If you are going through a divorce, you are most likely focused on dividing assets, revisiting your household budget, and negotiating support and custody. It makes sense, which is why it’s easy to overlook your estate plan and the fact that you need a new will and trust.
Here is what you can (and should) do now when it comes to your new will and trust:
Most estate plans created during marriage assume that the spouse will play a central role in the event of incapacity or death. Nearly all married couples appoint their spouse as primary decision-maker for medical and financial decisions in the event of incapacity, and as trustee/executor and beneficiary upon death.
When you separate, those designations likely no longer reflect your wishes.
Who Has Authority?
In some states, a legal separation automatically ends a spouse’s authority under a power of attorney; in others, it doesn’t – so waiting until the divorce is finalized to update your documents could leave your estranged spouse with powers or benefits that you no longer intend for them to have. Also keep in mind that in many joint estate plans, couples name the same alternate decision-makers in order to avoid a situation where relatives on each side of the family attempt to take control if something happens to both spouses.
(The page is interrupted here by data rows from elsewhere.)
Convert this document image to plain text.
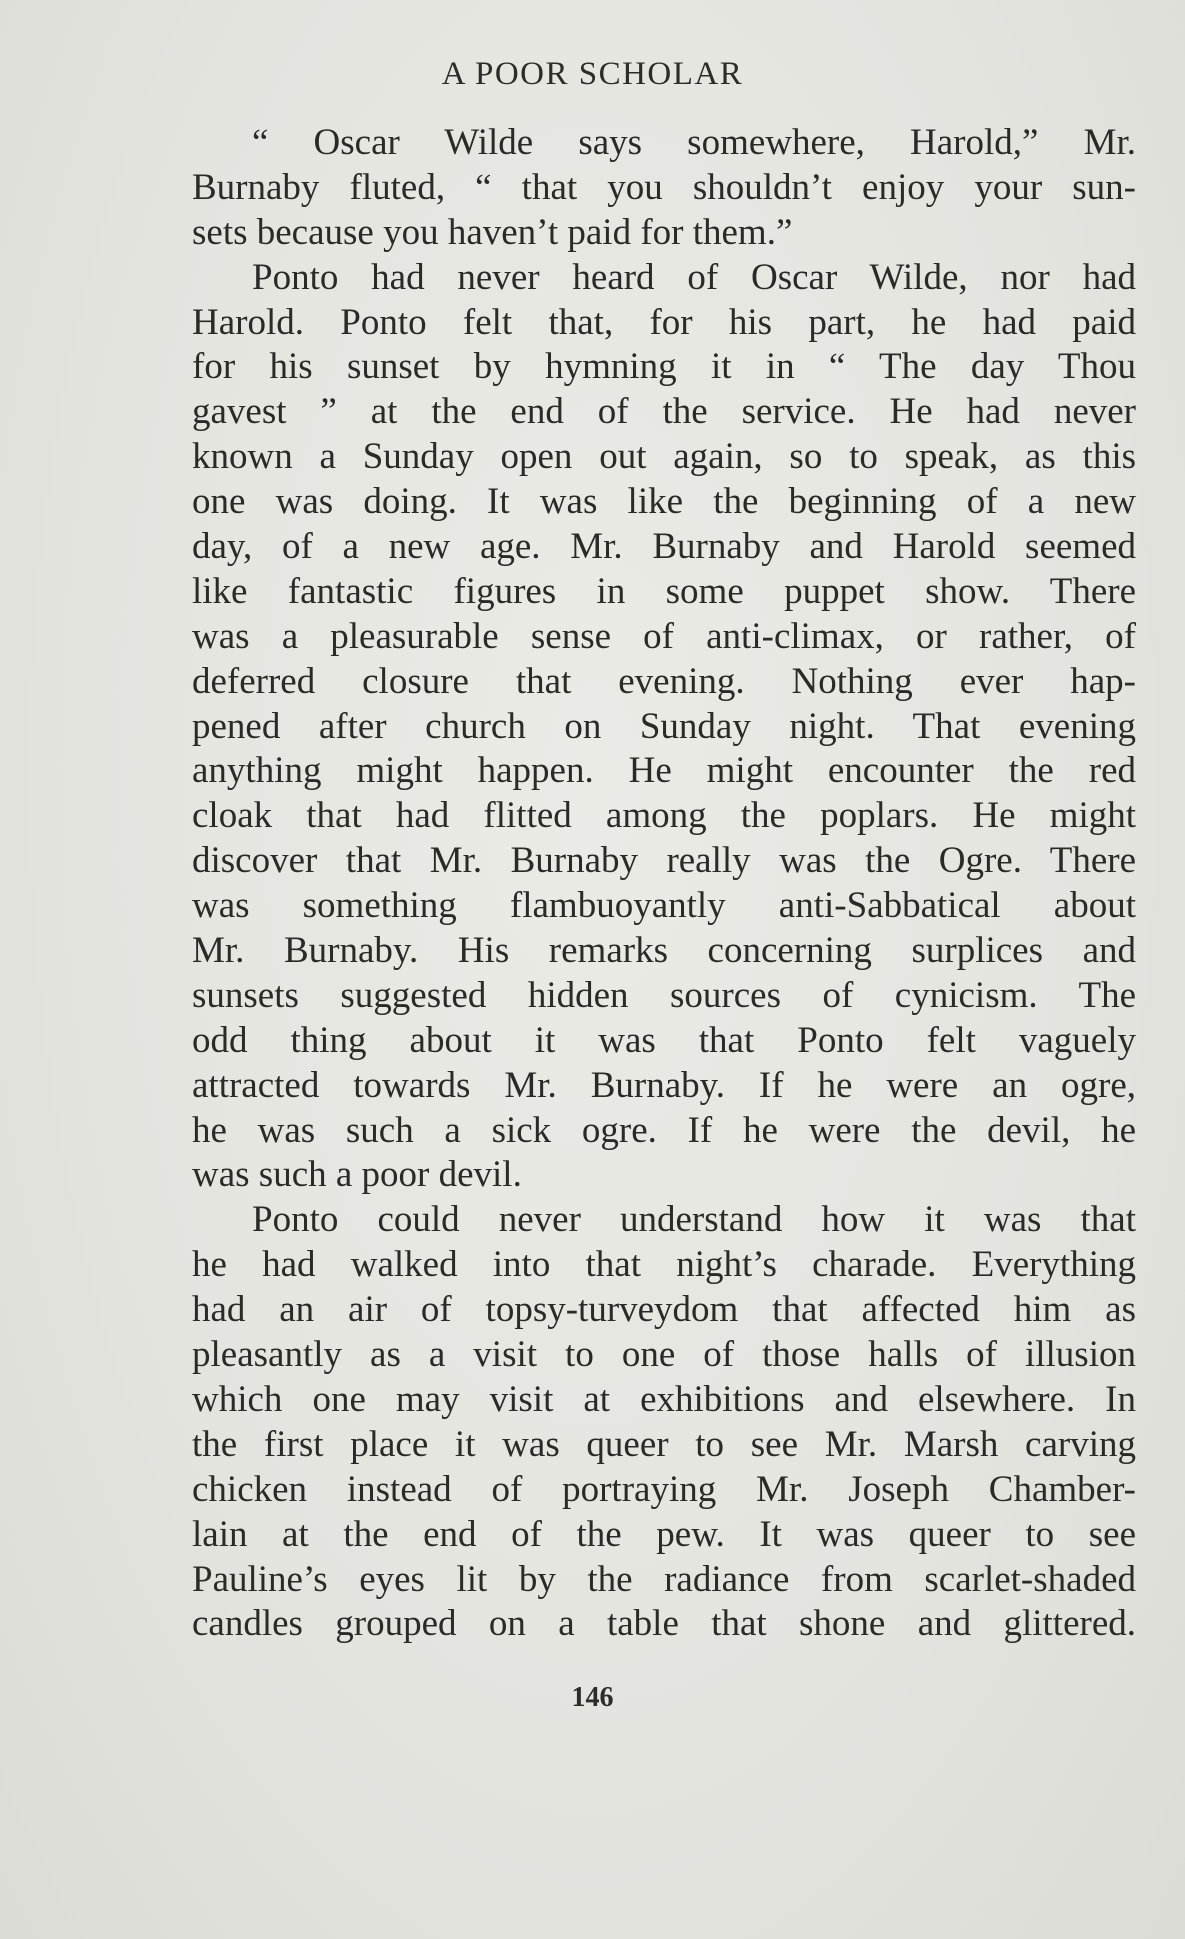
A POOR SCHOLAR
“ Oscar Wilde says somewhere, Harold,” Mr.
Burnaby fluted, “ that you shouldn’t enjoy your sun-
sets because you haven’t paid for them.”
Ponto had never heard of Oscar Wilde, nor had
Harold. Ponto felt that, for his part, he had paid
for his sunset by hymning it in “ The day Thou
gavest ” at the end of the service. He had never
known a Sunday open out again, so to speak, as this
one was doing. It was like the beginning of a new
day, of a new age. Mr. Burnaby and Harold seemed
like fantastic figures in some puppet show. There
was a pleasurable sense of anti-climax, or rather, of
deferred closure that evening. Nothing ever hap-
pened after church on Sunday night. That evening
anything might happen. He might encounter the red
cloak that had flitted among the poplars. He might
discover that Mr. Burnaby really was the Ogre. There
was something flambuoyantly anti-Sabbatical about
Mr. Burnaby. His remarks concerning surplices and
sunsets suggested hidden sources of cynicism. The
odd thing about it was that Ponto felt vaguely
attracted towards Mr. Burnaby. If he were an ogre,
he was such a sick ogre. If he were the devil, he
was such a poor devil.
Ponto could never understand how it was that
he had walked into that night’s charade. Everything
had an air of topsy-turveydom that affected him as
pleasantly as a visit to one of those halls of illusion
which one may visit at exhibitions and elsewhere. In
the first place it was queer to see Mr. Marsh carving
chicken instead of portraying Mr. Joseph Chamber-
lain at the end of the pew. It was queer to see
Pauline’s eyes lit by the radiance from scarlet-shaded
candles grouped on a table that shone and glittered.
146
So take a look at your documents—is your named alternate one of your in-laws?
Protecting Yourself While the Divorce is Pending
Certain financial changes have to wait until your divorce is finalized. For example, you usually can’t move joint accounts into your sole name or change beneficiaries on life insurance or retirement plans until your marital settlement agreement is in place. That said, there is still a lot you CAN do to protect yourself and your children in the meantime, such as:
- Updating your Advance Health Care Directive. Choose a trusted person to make medical and end-of-life decisions if you are unable to do so.
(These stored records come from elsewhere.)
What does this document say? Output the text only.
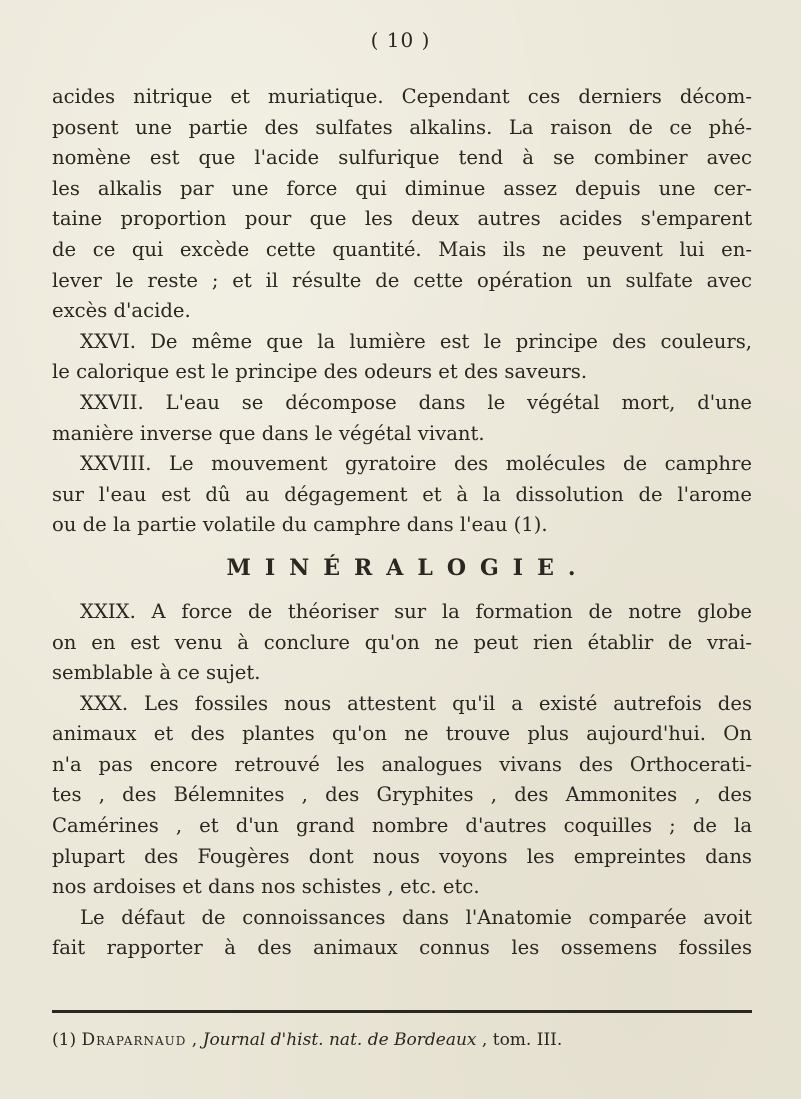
( 10 )
acides nitrique et muriatique. Cependant ces derniers décom-
posent une partie des sulfates alkalins. La raison de ce phé-
nomène est que l'acide sulfurique tend à se combiner avec
les alkalis par une force qui diminue assez depuis une cer-
taine proportion pour que les deux autres acides s'emparent
de ce qui excède cette quantité. Mais ils ne peuvent lui en-
lever le reste ; et il résulte de cette opération un sulfate avec
excès d'acide.
XXVI. De même que la lumière est le principe des couleurs,
le calorique est le principe des odeurs et des saveurs.
XXVII. L'eau se décompose dans le végétal mort, d'une
manière inverse que dans le végétal vivant.
XXVIII. Le mouvement gyratoire des molécules de camphre
sur l'eau est dû au dégagement et à la dissolution de l'arome
ou de la partie volatile du camphre dans l'eau (1).
MINÉRALOGIE.
XXIX. A force de théoriser sur la formation de notre globe
on en est venu à conclure qu'on ne peut rien établir de vrai-
semblable à ce sujet.
XXX. Les fossiles nous attestent qu'il a existé autrefois des
animaux et des plantes qu'on ne trouve plus aujourd'hui. On
n'a pas encore retrouvé les analogues vivans des Orthocerati-
tes , des Bélemnites , des Gryphites , des Ammonites , des
Camérines , et d'un grand nombre d'autres coquilles ; de la
plupart des Fougères dont nous voyons les empreintes dans
nos ardoises et dans nos schistes , etc. etc.
Le défaut de connoissances dans l'Anatomie comparée avoit
fait rapporter à des animaux connus les ossemens fossiles
(1) Draparnaud , Journal d'hist. nat. de Bordeaux , tom. III.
- Updating your General Durable Power of Attorney. Consider giving a trusted relative, friend, or professional fiduciary authority to access your accounts, sign legal papers, and make financial decisions on your behalf if you become incapacitated.
- Creating a New Will and, if Relevant, a (Separate Property) Trust. Although there are restrictions on moving money around and funding a new trust during divorce proceedings, you can have your estate planning attorney draft documents that ensure that any assets owned by you are distributed according to your current wishes. You can also name new executors and trustees.
Don’t Leave Your Children’s Future to Chance
Divorce proceedings or mediation can also be an ideal time for you and your soon-to-be ex to decide who your children would live with and who would manage their money if something happened to both of you – make sure that their personal and financial wellbeing is clearly reflected in writing, and include what would happen to them if neither of you is around.
The guardianship and financial support provisions of your now-separate estate plans should be consistent. The last thing your children need is to go from their parents’ custody battle into one between extended family members, all while coping with a major loss.
Your Post-Divorce Estate Plan Checkup
Once the divorce decree is issued, you should conduct a full review of your estate plan. At that time, you can update beneficiary designations on retirement accounts, life insurance, and other non-probate assets in accordance with the divorce terms, and fund your new trust with the property awarded to you.
Protecting What Comes Next
Divorce is not just about dividing property—it’s also about protecting your future. By addressing your estate plan during and after divorce, you ensure that your health care wishes are honored, your finances are secure, and your children are supported.